The legislation that passed today contains proposals Gallagher began advocating last June in response to the increase in meth lab seizures and fires in Florida. 
 
The State Fire Marshal's Office has responded to more than 50 meth lab fires and explosions in the last two years.  And, in conjunction with the Multi-Jurisdictional Counter Drug Task Force, the State Fire Marshal's Office has helped educate and prepare hundreds of Florida emergency responders to respond to the dangers these labs pose.  Statistics indicate that more than 1,000 responders in 16 states, including Florida, have been injured responding to meth labs in the past five years, and nearly half of all children found in meth labs test positive for having the drug in their blood.
 
As part of Arson Awareness Week May 7-12, the State Fire Marshal's Office will hold open houses at its regional offices and distribute information to the public about how to spot key indicators of meth activity. 
 
  • Strong chemical odors such as ether, ammonia (smell similar to cat urine) and acetone (smells similar to fingernail polish remover)

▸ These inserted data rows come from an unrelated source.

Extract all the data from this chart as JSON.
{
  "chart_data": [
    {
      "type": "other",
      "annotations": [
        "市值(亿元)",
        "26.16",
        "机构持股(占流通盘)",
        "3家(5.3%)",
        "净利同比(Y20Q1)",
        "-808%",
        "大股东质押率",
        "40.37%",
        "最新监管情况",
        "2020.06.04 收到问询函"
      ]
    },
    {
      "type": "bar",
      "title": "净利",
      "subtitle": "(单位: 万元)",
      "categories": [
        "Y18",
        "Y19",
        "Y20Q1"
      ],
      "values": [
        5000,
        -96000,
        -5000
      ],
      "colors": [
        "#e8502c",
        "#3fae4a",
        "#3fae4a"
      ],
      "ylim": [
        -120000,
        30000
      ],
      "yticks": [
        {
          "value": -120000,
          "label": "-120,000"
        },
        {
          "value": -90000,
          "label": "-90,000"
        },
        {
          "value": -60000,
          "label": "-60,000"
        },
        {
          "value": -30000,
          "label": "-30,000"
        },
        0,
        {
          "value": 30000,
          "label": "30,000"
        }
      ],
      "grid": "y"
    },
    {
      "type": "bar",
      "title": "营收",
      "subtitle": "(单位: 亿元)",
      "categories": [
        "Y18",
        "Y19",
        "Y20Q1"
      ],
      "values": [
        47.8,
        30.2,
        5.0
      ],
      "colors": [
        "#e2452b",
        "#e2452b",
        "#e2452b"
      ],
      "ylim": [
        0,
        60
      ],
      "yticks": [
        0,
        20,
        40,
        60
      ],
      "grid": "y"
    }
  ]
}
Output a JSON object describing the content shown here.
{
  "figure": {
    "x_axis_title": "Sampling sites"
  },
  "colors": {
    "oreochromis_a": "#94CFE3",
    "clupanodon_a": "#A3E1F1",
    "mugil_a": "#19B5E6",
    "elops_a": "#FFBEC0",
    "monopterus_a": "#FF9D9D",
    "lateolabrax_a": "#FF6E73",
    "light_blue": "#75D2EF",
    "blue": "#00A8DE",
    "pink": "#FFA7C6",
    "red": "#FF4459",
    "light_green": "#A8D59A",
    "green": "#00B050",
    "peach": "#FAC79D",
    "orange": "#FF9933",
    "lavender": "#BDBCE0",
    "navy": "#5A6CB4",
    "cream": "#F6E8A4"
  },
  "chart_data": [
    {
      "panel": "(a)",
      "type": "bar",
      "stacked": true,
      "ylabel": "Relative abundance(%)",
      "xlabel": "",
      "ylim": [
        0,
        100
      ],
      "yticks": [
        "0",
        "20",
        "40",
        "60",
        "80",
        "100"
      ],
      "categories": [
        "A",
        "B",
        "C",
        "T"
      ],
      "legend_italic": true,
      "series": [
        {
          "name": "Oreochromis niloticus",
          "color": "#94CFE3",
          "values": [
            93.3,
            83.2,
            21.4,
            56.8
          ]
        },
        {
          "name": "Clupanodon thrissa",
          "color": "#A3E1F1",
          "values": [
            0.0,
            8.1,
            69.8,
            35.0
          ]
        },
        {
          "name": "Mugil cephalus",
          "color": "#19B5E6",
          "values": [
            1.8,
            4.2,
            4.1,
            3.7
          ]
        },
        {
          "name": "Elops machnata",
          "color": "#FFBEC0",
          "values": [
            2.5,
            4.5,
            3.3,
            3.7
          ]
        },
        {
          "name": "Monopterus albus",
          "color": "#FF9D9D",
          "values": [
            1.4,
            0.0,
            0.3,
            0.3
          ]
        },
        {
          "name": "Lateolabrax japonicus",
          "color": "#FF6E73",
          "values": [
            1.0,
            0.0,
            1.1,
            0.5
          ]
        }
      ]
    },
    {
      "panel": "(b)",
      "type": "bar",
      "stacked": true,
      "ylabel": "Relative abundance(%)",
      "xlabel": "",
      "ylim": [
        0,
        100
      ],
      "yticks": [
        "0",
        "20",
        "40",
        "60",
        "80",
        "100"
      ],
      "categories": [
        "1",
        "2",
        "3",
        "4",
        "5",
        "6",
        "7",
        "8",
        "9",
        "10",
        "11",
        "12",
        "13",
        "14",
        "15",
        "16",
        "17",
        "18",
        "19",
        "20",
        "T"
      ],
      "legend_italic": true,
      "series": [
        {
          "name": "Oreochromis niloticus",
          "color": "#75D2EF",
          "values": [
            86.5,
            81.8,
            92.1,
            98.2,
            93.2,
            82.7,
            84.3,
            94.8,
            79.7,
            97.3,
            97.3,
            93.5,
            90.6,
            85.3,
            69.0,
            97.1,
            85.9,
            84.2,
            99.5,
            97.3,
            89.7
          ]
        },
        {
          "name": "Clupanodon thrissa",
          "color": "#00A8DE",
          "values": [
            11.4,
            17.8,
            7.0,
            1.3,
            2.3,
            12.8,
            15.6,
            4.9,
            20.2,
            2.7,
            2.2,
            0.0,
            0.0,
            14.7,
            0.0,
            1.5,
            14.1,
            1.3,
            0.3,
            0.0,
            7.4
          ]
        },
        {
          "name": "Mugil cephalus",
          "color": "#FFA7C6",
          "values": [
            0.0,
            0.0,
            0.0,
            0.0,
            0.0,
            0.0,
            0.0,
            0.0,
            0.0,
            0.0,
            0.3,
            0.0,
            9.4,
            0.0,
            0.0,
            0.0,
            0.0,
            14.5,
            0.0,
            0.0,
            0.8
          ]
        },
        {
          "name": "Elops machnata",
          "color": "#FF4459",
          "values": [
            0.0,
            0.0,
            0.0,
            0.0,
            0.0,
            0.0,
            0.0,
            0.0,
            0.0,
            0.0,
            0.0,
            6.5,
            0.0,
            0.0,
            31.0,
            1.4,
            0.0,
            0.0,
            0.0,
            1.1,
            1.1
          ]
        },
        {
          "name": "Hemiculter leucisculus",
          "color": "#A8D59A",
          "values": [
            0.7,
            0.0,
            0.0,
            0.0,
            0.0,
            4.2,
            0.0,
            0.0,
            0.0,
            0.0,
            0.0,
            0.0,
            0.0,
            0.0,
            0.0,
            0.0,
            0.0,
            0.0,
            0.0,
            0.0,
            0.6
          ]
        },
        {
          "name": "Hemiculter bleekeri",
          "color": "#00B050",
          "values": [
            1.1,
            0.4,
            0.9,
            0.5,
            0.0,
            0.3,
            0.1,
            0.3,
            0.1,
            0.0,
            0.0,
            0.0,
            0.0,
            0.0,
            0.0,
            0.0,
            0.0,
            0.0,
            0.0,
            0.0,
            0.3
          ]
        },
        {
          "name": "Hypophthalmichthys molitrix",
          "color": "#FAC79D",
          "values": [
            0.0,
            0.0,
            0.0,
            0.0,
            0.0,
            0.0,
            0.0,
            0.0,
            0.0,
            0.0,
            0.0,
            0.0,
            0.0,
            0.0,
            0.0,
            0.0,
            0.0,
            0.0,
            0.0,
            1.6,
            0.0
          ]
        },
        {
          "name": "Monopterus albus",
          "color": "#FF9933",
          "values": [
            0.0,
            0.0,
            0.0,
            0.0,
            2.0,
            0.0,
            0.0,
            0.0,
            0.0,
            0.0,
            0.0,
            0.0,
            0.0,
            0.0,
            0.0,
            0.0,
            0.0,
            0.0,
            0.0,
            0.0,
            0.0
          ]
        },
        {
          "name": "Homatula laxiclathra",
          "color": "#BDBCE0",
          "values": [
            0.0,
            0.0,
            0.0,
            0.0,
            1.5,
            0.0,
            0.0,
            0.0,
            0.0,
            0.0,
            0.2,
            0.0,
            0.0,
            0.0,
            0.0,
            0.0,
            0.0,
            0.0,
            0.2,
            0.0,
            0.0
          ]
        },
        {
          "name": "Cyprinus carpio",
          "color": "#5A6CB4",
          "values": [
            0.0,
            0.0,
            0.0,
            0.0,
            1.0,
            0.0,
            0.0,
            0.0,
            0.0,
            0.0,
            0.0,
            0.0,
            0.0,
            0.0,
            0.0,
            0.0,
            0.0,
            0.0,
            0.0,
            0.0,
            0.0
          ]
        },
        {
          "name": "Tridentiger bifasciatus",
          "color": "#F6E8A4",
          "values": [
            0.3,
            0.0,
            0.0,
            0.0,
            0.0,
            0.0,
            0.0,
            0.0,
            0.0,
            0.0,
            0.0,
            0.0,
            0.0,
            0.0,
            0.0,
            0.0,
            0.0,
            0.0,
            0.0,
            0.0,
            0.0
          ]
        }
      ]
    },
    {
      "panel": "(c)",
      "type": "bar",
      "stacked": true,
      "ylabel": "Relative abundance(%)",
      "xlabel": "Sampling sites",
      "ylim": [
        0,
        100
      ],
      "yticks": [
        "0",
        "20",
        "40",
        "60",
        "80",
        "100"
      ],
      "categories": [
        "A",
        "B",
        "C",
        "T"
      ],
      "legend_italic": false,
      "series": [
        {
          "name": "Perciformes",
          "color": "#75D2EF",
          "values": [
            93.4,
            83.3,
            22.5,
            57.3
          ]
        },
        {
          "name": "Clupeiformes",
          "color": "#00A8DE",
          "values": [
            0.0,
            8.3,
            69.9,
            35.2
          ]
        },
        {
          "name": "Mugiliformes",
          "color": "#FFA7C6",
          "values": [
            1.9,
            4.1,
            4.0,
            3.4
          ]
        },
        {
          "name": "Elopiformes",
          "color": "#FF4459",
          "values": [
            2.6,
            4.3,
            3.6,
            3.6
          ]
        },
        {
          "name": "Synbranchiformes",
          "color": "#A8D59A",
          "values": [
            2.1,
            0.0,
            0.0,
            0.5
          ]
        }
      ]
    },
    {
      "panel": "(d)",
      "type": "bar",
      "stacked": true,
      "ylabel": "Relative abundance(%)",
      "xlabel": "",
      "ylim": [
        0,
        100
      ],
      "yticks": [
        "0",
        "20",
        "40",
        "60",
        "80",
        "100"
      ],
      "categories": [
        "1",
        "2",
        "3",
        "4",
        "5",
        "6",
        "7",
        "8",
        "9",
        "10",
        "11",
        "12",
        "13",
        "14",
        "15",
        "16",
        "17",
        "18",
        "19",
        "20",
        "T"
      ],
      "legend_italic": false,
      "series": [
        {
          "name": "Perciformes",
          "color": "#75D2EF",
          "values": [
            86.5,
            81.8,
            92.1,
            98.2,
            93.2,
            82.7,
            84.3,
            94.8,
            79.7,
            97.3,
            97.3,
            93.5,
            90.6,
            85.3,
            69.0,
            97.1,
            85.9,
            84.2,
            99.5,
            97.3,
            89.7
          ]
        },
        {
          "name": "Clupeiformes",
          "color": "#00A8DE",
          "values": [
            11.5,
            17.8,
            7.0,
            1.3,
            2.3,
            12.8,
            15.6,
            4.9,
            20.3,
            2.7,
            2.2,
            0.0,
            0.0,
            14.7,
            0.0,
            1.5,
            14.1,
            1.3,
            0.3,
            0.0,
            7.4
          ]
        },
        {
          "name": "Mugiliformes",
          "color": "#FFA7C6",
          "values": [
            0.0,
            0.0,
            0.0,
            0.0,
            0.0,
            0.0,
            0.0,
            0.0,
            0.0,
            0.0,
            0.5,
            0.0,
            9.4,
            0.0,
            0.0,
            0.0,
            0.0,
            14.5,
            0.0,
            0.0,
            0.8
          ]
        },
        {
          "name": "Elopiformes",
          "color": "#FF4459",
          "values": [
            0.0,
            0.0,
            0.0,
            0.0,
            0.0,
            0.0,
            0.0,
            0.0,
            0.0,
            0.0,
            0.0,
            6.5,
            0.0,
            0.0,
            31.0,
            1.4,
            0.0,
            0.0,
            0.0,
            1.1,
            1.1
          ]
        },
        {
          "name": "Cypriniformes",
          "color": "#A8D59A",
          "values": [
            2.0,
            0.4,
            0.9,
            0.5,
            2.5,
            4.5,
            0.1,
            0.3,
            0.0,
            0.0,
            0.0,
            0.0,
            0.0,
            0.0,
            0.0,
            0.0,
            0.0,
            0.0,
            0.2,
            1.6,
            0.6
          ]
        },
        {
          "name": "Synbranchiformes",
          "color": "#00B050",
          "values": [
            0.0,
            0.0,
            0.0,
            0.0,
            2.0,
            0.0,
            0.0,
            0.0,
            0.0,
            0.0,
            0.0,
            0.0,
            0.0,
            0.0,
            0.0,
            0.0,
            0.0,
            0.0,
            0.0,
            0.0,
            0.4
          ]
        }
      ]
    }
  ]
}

  • Evidence of chemical waste or dumping
  • Unusually active human traffic and activity in and out of property or home at odd times of day and night including frequent visitors
  • The frequent burning of "trash" on a property  
  • Curtains always drawn or windows blackened or covered with aluminum foil.
This past weekend in Tallahassee, alert residents complained of a strong odor that made their eyes burn.  Their call to law enforcement led to the arrests of seven people suspected of operating a meth lab.
 
"Meth labs have been found in rural, city and suburban areas, in houses, apartments, motel rooms, vehicles, back rooms of commercial businesses and elsewhere," Gallagher said.  "Everyone has a role to play in fighting this epidemic, and the Legislature's vote today shines a light at the end of this tunnel."